Leakey secured six months of funding from the National Geographic Society. That was all. If Goodall didn’t produce meaningful results quickly, the money would dry up. British colonial authorities, still governing Tanganyika at the time, refused to let a young woman go into the wilderness alone. They required a companion, so Goodall’s mother, Vanne, accompanied her to Gombe for those first critical months.

Discoveries That Justified the Mission

Leakey’s gamble paid off faster than anyone expected. Within months of her arrival, Goodall observed a chimpanzee she had named David Greybeard stripping leaves from a twig and inserting it into a termite mound to fish out insects. This was tool use, and more than that, it was tool making. The chimp had modified a natural object for a specific purpose. At the time, the ability to make tools was considered the defining trait that separated humans from all other animals.

When Goodall reported the finding to Leakey, his response became one of the most quoted lines in primatology: “Now we must redefine tool, redefine Man, or accept chimpanzees as humans.” The discovery forced scientists to rethink what made humans unique and validated Leakey’s entire hypothesis that living apes held clues to the human story.

Goodall’s observations kept rewriting textbooks. She documented chimpanzees hunting and eating meat, overturning the prevailing assumption that they were herbivores. She watched them form complex social alliances, wage territorial conflicts, and show what looked unmistakably like grief and affection. Each finding added another layer to the behavioral portrait Leakey had hoped she would paint, and each one suggested that the gap between humans and other primates was far narrower than science had assumed.
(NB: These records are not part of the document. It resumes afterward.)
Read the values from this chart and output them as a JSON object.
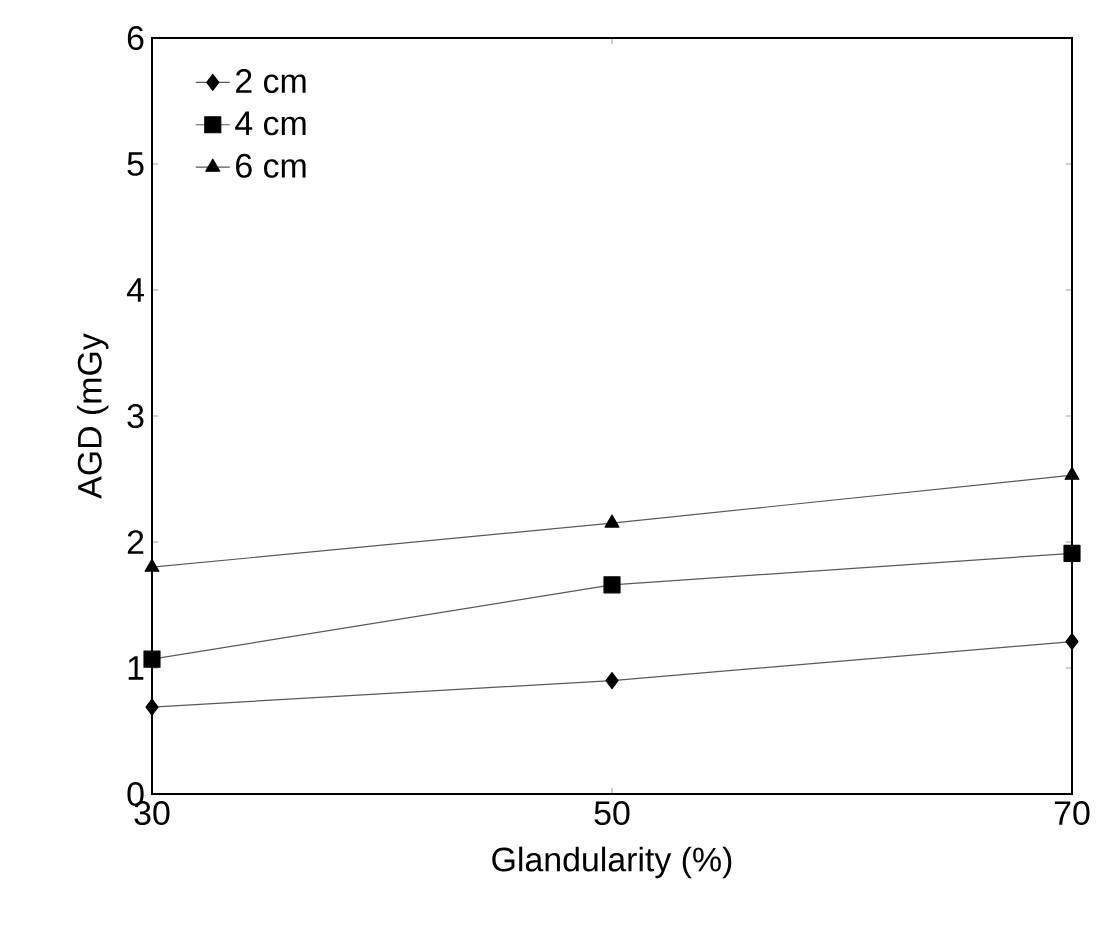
{
  "chart_data": {
    "type": "line",
    "xlabel": "Glandularity (%)",
    "ylabel": "AGD (mGy",
    "x": [
      30,
      50,
      70
    ],
    "xlim": [
      30,
      70
    ],
    "xticks": [
      30,
      50,
      70
    ],
    "ylim": [
      0,
      6
    ],
    "yticks": [
      0,
      1,
      2,
      3,
      4,
      5,
      6
    ],
    "grid": false,
    "legend": "top left",
    "series": [
      {
        "name": "2 cm",
        "color": "#000000",
        "marker": "diamond",
        "values": [
          0.69,
          0.9,
          1.21
        ]
      },
      {
        "name": "4 cm",
        "color": "#000000",
        "marker": "square",
        "values": [
          1.07,
          1.66,
          1.91
        ]
      },
      {
        "name": "6 cm",
        "color": "#000000",
        "marker": "triangle",
        "values": [
          1.8,
          2.15,
          2.53
        ]
      }
    ]
  }
}
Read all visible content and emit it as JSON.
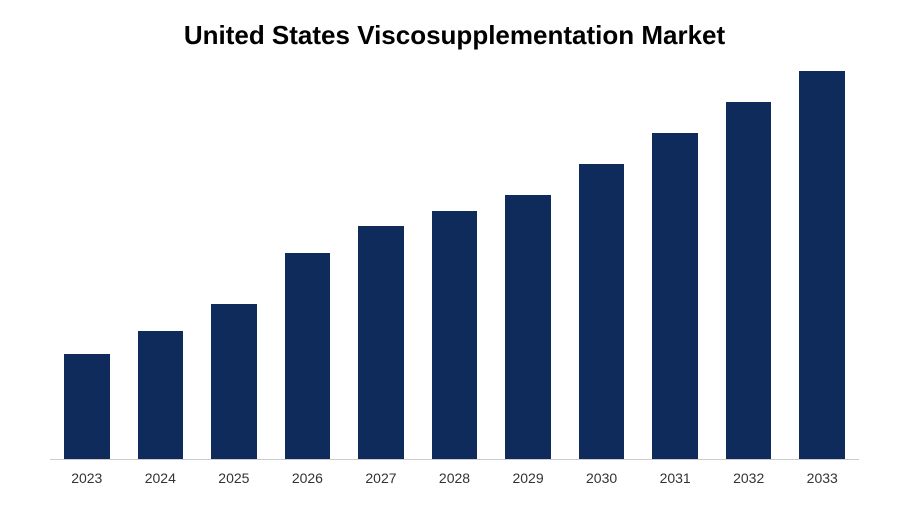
{
  "chart": {
    "type": "bar",
    "title": "United States Viscosupplementation Market",
    "title_fontsize": 26,
    "title_fontweight": "bold",
    "title_color": "#000000",
    "categories": [
      "2023",
      "2024",
      "2025",
      "2026",
      "2027",
      "2028",
      "2029",
      "2030",
      "2031",
      "2032",
      "2033"
    ],
    "values": [
      27,
      33,
      40,
      53,
      60,
      64,
      68,
      76,
      84,
      92,
      100
    ],
    "ylim": [
      0,
      100
    ],
    "bar_color": "#0f2b5c",
    "background_color": "#ffffff",
    "axis_line_color": "#cccccc",
    "label_fontsize": 14,
    "label_color": "#333333",
    "bar_width": 0.62
  }
}
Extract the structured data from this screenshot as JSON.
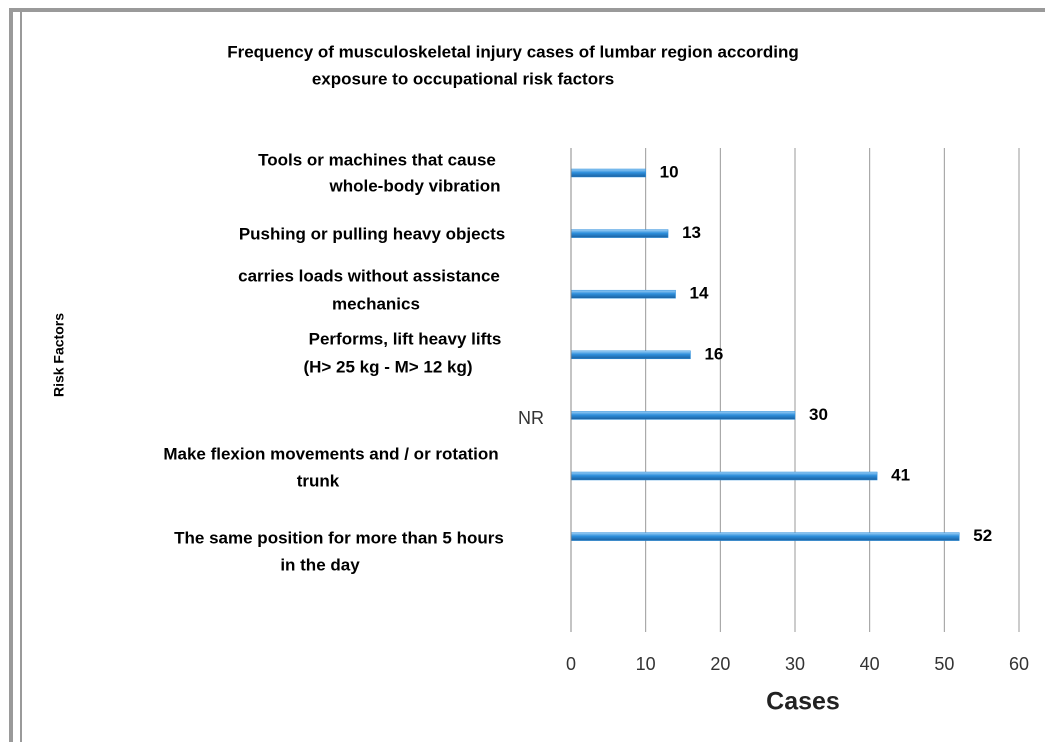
{
  "chart_data": {
    "type": "barh",
    "title": [
      "Frequency of musculoskeletal injury cases of lumbar region according",
      "exposure to occupational risk factors"
    ],
    "y_label": "Risk Factors",
    "x_label": "Cases",
    "categories": [
      [
        "Tools or machines that cause",
        "whole-body vibration"
      ],
      [
        "Pushing or pulling heavy objects"
      ],
      [
        "carries loads without assistance",
        "mechanics"
      ],
      [
        "Performs, lift heavy lifts",
        "(H> 25 kg - M> 12 kg)"
      ],
      [
        "NR"
      ],
      [
        "Make flexion movements and / or rotation",
        "trunk"
      ],
      [
        "The same position for more than 5 hours",
        "in the day"
      ]
    ],
    "values": [
      10,
      13,
      14,
      16,
      30,
      41,
      52
    ],
    "color": "#2e8fdc",
    "xlim": [
      0,
      60
    ],
    "xticks": [
      0,
      10,
      20,
      30,
      40,
      50,
      60
    ],
    "grid": true
  }
}
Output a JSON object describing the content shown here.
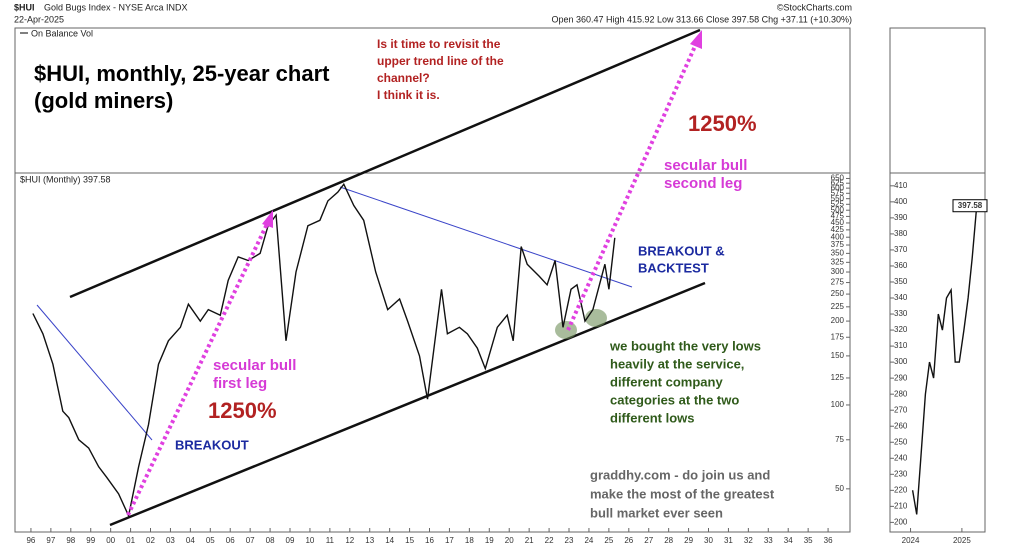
{
  "header": {
    "symbol": "$HUI",
    "name": "Gold Bugs Index - NYSE Arca INDX",
    "date": "22-Apr-2025",
    "quote": "Open 360.47  High 415.92  Low 313.66  Close 397.58  Chg +37.11 (+10.30%)",
    "credit": "©StockCharts.com"
  },
  "annotations": {
    "chart_title": [
      "$HUI, monthly, 25-year chart",
      "(gold miners)"
    ],
    "question": [
      "Is it time to revisit the",
      "upper trend line of the",
      "channel?",
      "I think it is."
    ],
    "gain_top": "1250%",
    "bull_second": [
      "secular bull",
      "second leg"
    ],
    "breakout_backtest": [
      "BREAKOUT &",
      "BACKTEST"
    ],
    "bought": [
      "we bought the very lows",
      "heavily at the service,",
      "different company",
      "categories at the two",
      "different lows"
    ],
    "bull_first": [
      "secular bull",
      "first leg"
    ],
    "gain_bottom": "1250%",
    "breakout": "BREAKOUT",
    "promo": [
      "graddhy.com - do join us and",
      "make the most of the greatest",
      "bull market ever seen"
    ]
  },
  "chart_data": [
    {
      "type": "line",
      "title": "$HUI (Monthly) 397.58",
      "indicator": "On Balance Vol",
      "color": "#111111",
      "log_scale": true,
      "x": [
        1996.1,
        1996.6,
        1997.1,
        1997.6,
        1997.9,
        1998.4,
        1998.9,
        1999.4,
        1999.8,
        2000.4,
        2000.9,
        2001.4,
        2001.9,
        2002.4,
        2002.9,
        2003.5,
        2003.9,
        2004.5,
        2004.9,
        2005.5,
        2005.9,
        2006.4,
        2006.9,
        2007.5,
        2007.9,
        2008.3,
        2008.8,
        2009.3,
        2009.9,
        2010.5,
        2010.9,
        2011.4,
        2011.7,
        2012.2,
        2012.7,
        2013.3,
        2013.9,
        2014.5,
        2014.9,
        2015.5,
        2015.9,
        2016.6,
        2016.9,
        2017.5,
        2017.9,
        2018.4,
        2018.8,
        2019.4,
        2019.9,
        2020.2,
        2020.6,
        2020.9,
        2021.5,
        2021.9,
        2022.3,
        2022.7,
        2023.1,
        2023.4,
        2023.8,
        2024.2,
        2024.8,
        2025.0,
        2025.3
      ],
      "values": [
        213,
        180,
        140,
        95,
        90,
        75,
        70,
        60,
        55,
        48,
        40,
        60,
        85,
        140,
        170,
        190,
        230,
        200,
        220,
        210,
        280,
        340,
        330,
        350,
        440,
        480,
        170,
        300,
        440,
        460,
        540,
        580,
        620,
        520,
        460,
        300,
        220,
        240,
        200,
        150,
        105,
        260,
        180,
        190,
        180,
        160,
        135,
        190,
        210,
        170,
        370,
        320,
        290,
        270,
        330,
        190,
        260,
        270,
        200,
        220,
        320,
        260,
        398
      ],
      "xlim": [
        1995.2,
        2037.1
      ],
      "ylim": [
        35,
        680
      ],
      "xticks": [
        {
          "value": 1996,
          "label": "96"
        },
        {
          "value": 1997,
          "label": "97"
        },
        {
          "value": 1998,
          "label": "98"
        },
        {
          "value": 1999,
          "label": "99"
        },
        {
          "value": 2000,
          "label": "00"
        },
        {
          "value": 2001,
          "label": "01"
        },
        {
          "value": 2002,
          "label": "02"
        },
        {
          "value": 2003,
          "label": "03"
        },
        {
          "value": 2004,
          "label": "04"
        },
        {
          "value": 2005,
          "label": "05"
        },
        {
          "value": 2006,
          "label": "06"
        },
        {
          "value": 2007,
          "label": "07"
        },
        {
          "value": 2008,
          "label": "08"
        },
        {
          "value": 2009,
          "label": "09"
        },
        {
          "value": 2010,
          "label": "10"
        },
        {
          "value": 2011,
          "label": "11"
        },
        {
          "value": 2012,
          "label": "12"
        },
        {
          "value": 2013,
          "label": "13"
        },
        {
          "value": 2014,
          "label": "14"
        },
        {
          "value": 2015,
          "label": "15"
        },
        {
          "value": 2016,
          "label": "16"
        },
        {
          "value": 2017,
          "label": "17"
        },
        {
          "value": 2018,
          "label": "18"
        },
        {
          "value": 2019,
          "label": "19"
        },
        {
          "value": 2020,
          "label": "20"
        },
        {
          "value": 2021,
          "label": "21"
        },
        {
          "value": 2022,
          "label": "22"
        },
        {
          "value": 2023,
          "label": "23"
        },
        {
          "value": 2024,
          "label": "24"
        },
        {
          "value": 2025,
          "label": "25"
        },
        {
          "value": 2026,
          "label": "26"
        },
        {
          "value": 2027,
          "label": "27"
        },
        {
          "value": 2028,
          "label": "28"
        },
        {
          "value": 2029,
          "label": "29"
        },
        {
          "value": 2030,
          "label": "30"
        },
        {
          "value": 2031,
          "label": "31"
        },
        {
          "value": 2032,
          "label": "32"
        },
        {
          "value": 2033,
          "label": "33"
        },
        {
          "value": 2034,
          "label": "34"
        },
        {
          "value": 2035,
          "label": "35"
        },
        {
          "value": 2036,
          "label": "36"
        }
      ],
      "yticks": [
        50,
        75,
        100,
        125,
        150,
        175,
        200,
        225,
        250,
        275,
        300,
        325,
        350,
        375,
        400,
        425,
        450,
        475,
        500,
        525,
        550,
        575,
        600,
        625,
        650
      ]
    },
    {
      "type": "line",
      "color": "#111111",
      "log_scale": false,
      "last_value": 397.58,
      "x": [
        2024.04,
        2024.12,
        2024.2,
        2024.29,
        2024.37,
        2024.45,
        2024.54,
        2024.62,
        2024.7,
        2024.79,
        2024.87,
        2024.95,
        2025.04,
        2025.12,
        2025.2,
        2025.29
      ],
      "values": [
        220,
        205,
        240,
        280,
        300,
        290,
        330,
        320,
        340,
        345,
        300,
        300,
        320,
        340,
        365,
        398
      ],
      "xlim": [
        2023.6,
        2025.45
      ],
      "ylim": [
        194,
        418
      ],
      "xticks": [
        2024,
        2025
      ],
      "yticks": [
        200,
        210,
        220,
        230,
        240,
        250,
        260,
        270,
        280,
        290,
        300,
        310,
        320,
        330,
        340,
        350,
        360,
        370,
        380,
        390,
        400,
        410
      ]
    }
  ]
}
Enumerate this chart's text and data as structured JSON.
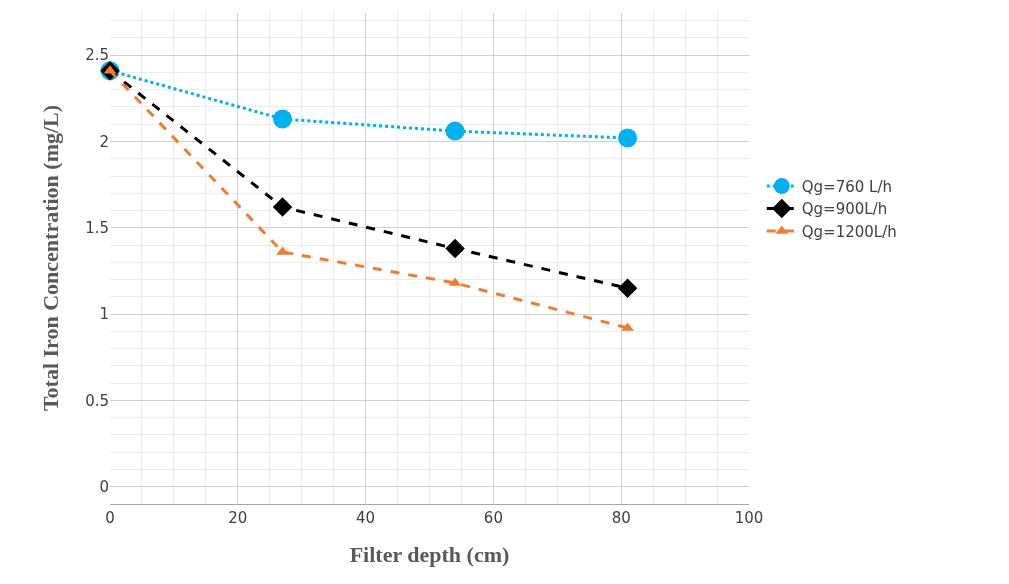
{
  "chart_data": {
    "type": "line",
    "xlabel": "Filter depth (cm)",
    "ylabel": "Total Iron Concentration (mg/L)",
    "x": [
      0,
      27,
      54,
      81
    ],
    "series": [
      {
        "name": "Qg=760 L/h",
        "color": "#00b0f0",
        "values": [
          2.41,
          2.13,
          2.06,
          2.02
        ],
        "marker": "circle",
        "line_style": "dotted"
      },
      {
        "name": "Qg=900L/h",
        "color": "#000000",
        "values": [
          2.41,
          1.62,
          1.38,
          1.15
        ],
        "marker": "diamond",
        "line_style": "dashed"
      },
      {
        "name": "Qg=1200L/h",
        "color": "#ed7d31",
        "values": [
          2.41,
          1.36,
          1.18,
          0.92
        ],
        "marker": "triangle",
        "line_style": "dashed"
      }
    ],
    "xlim": [
      0,
      100
    ],
    "xticks": [
      0,
      20,
      40,
      60,
      80,
      100
    ],
    "ylim": [
      -0.1,
      2.75
    ],
    "yticks": [
      0,
      0.5,
      1,
      1.5,
      2,
      2.5
    ],
    "grid": true,
    "legend": "right"
  }
}
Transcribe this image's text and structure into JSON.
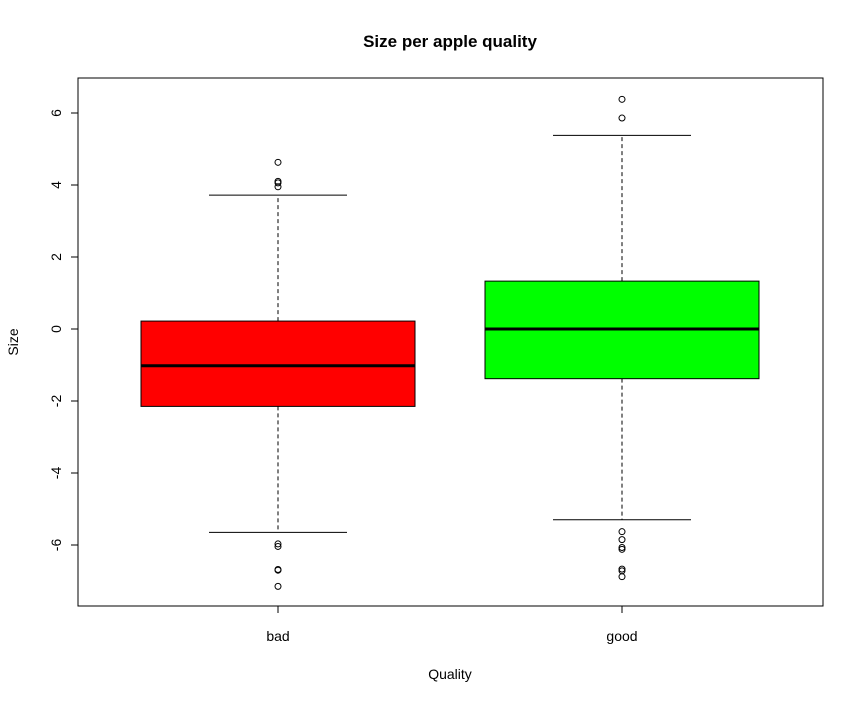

From Six Months to Six Decades

What began as a half-year project with uncertain funding became the longest-running study of wild animals ever conducted. The National Geographic Society continued its support after Goodall’s early breakthroughs made international headlines, and the research station at Gombe grew from a single tent into a permanent field site. Goodall eventually earned a Ph.D. from Cambridge, one of very few people admitted to a doctoral program without first completing an undergraduate degree.

Gombe Stream Game Reserve was upgraded to Gombe Stream National Park in 1968, partly because of the global attention Goodall’s work brought to the area. Researchers have now been collecting continuous data there for more than 60 years, tracking multiple generations of chimpanzee families. That long timeline has revealed patterns no short study could capture: how mothers shape their offspring’s personalities, how male chimps rise and fall in social hierarchies over decades, and how disease and habitat loss threaten the population’s survival.

Leakey’s original question, whether chimpanzees could teach us about our own origins, turned out to be even more productive than he imagined. The Gombe data has informed fields ranging from psychology to medicine to conservation biology, all because one paleoanthropologist looked at his fossils and realized he needed a living window into the past.